I have a data frame with one column, the content of which has been extracted from a messy PDF table:
my_df <- structure(list(value = c("Jon Doe Managing Director My Company Elk View IL (312) 726-1578 email5@email.com",
"John Smith Director Acme Corp Springfield IA (111) 111-1111 email1@email.com",
"Mike Jones Manager MyCo inc Jonestown MN (111) 111-1111 email2@email.com",
"Dorothy Baker CEO Our Company Inc Philadelphia PA (111) 111-111 email3@email.com"
)), row.names = c(NA, -4L), class = c("tbl_df", "tbl", "data.frame"
))
I’m trying to separate into multiple columns. Some of the values, such as job titles and phone numbers have space within them, so I need to separate by multiple spaces or tabs.

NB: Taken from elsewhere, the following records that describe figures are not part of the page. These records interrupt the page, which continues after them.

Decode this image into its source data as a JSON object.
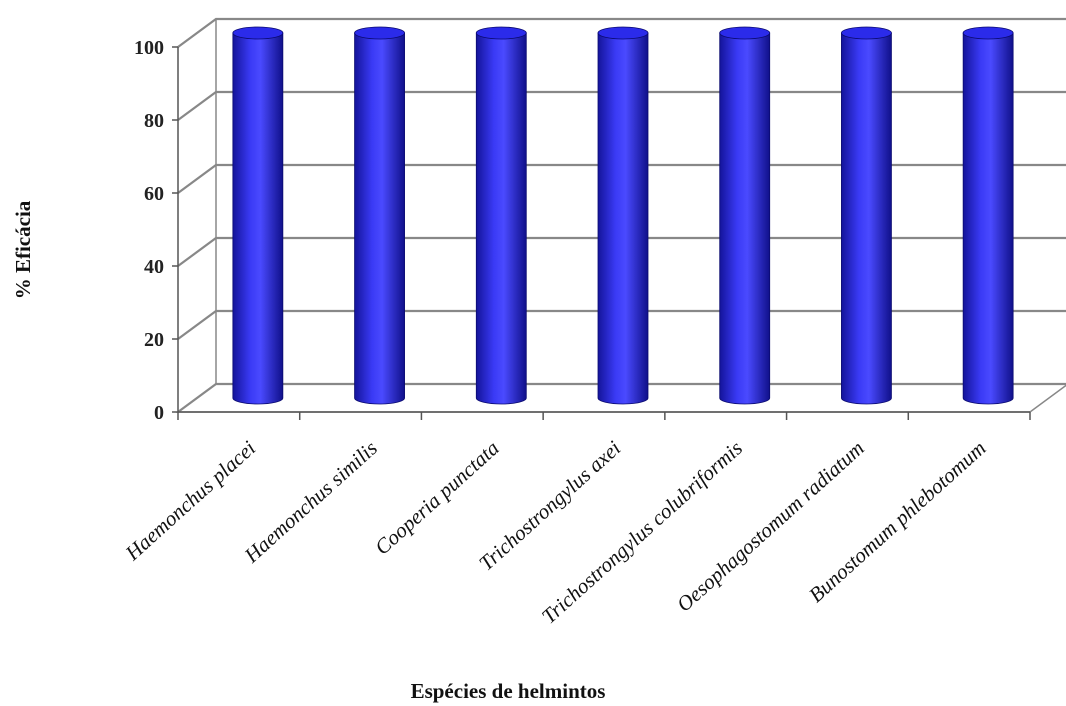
{
  "chart_data": {
    "type": "bar",
    "style": "3d-cylinder",
    "title": "",
    "xlabel": "Espécies de helmintos",
    "ylabel": "% Eficácia",
    "ylim": [
      0,
      100
    ],
    "yticks": [
      0,
      20,
      40,
      60,
      80,
      100
    ],
    "grid": true,
    "legend": "none",
    "bar_color": "#2222dd",
    "categories": [
      "Haemonchus placei",
      "Haemonchus similis",
      "Cooperia punctata",
      "Trichostrongylus axei",
      "Trichostrongylus colubriformis",
      "Oesophagostomum radiatum",
      "Bunostomum phlebotomum"
    ],
    "values": [
      100,
      100,
      100,
      100,
      100,
      100,
      100
    ]
  }
}
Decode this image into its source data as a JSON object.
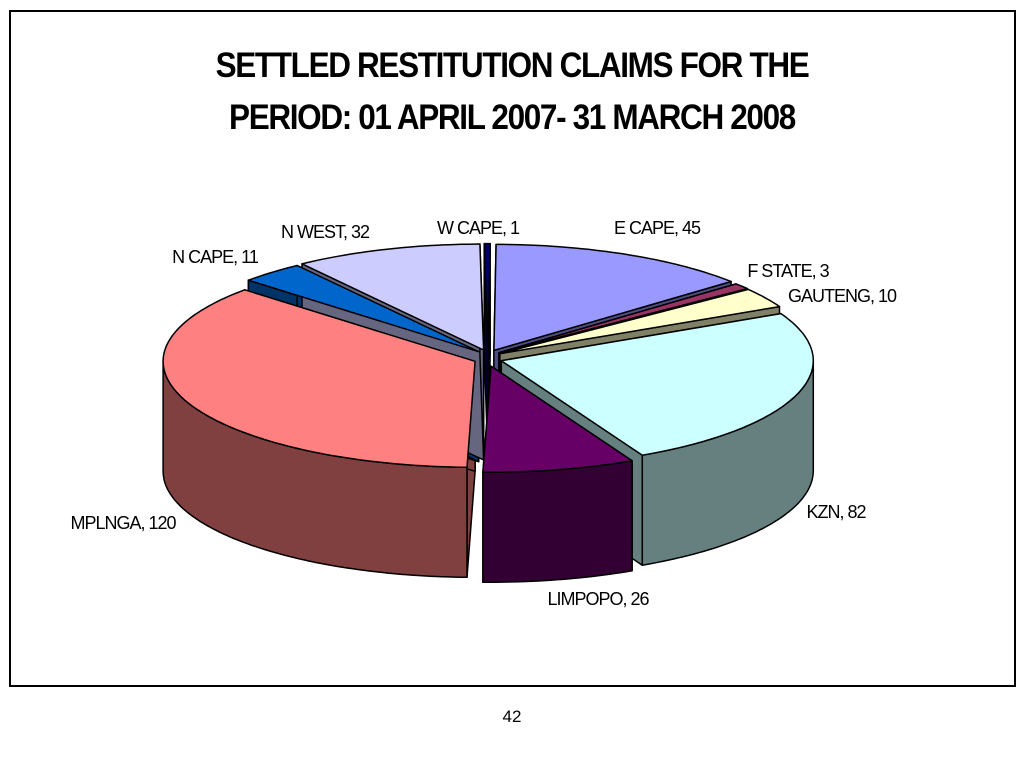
{
  "chart_data": {
    "type": "pie3d",
    "title": "SETTLED RESTITUTION CLAIMS FOR THE PERIOD: 01 APRIL 2007- 31 MARCH 2008",
    "values": [
      1,
      45,
      3,
      10,
      82,
      26,
      120,
      11,
      32
    ],
    "value_labels": [
      "W CAPE, 1",
      "E CAPE, 45",
      "F STATE, 3",
      "GAUTENG, 10",
      "KZN, 82",
      "LIMPOPO, 26",
      "MPLNGA, 120",
      "N CAPE, 11",
      "N WEST, 32"
    ],
    "colors": [
      "#000066",
      "#9999ff",
      "#993366",
      "#ffffcc",
      "#ccffff",
      "#660066",
      "#ff8080",
      "#0066cc",
      "#ccccff"
    ]
  },
  "page_number": "42"
}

I’d like to use separate from tidyverse if possible, so the basic code may look like:
pdf_list_df |>
separate(
value,
c(
"First Name",
"Last Name",
"Job Title",
"Company Name",
"City",
"State",
"Phone Number",
"Email Address"
)
)
I’m just stuck as to what regex or options would do this. I see solutions on here for other languages but not R. Thanks.
>Solution :
my_df %>%
separate(value,
into = c(
"First Name",
"Last Name",
"Job Title",
"Company Name",
"City",
"State",
"Phone Number",
"Email Address"
),
sep = "\\s{2,}")
# A tibble: 4 × 8
`First Name` `Last Name` `Job Title` `Company Name` City State `Phone Number` `Email Address`
<chr> <chr> <chr> <chr> <chr> <chr> <chr> <chr>
1 Jon Doe Managing Director My Company Elk View IL (312) 726-1578 email5@email.com
2 John Smith Director Acme Corp Springfield IA (111) 111-1111 email1@email.com
3 Mike Jones Manager MyCo inc Jonestown MN (111) 111-1111 email2@email.com
4 Dorothy Baker CEO Our Company Inc Philadelphia PA (111) 111-111 email3@email.com
The regex is pretty simple here: since you have multiple whitespace characters between the elements you want to extract the splitting pattern here simply matches at least two but possibly more white space characters. Conveniently the ‘words’ that form a unit, such as "Our Company Inc" only have one whitespace between them so the split pattern does not match here.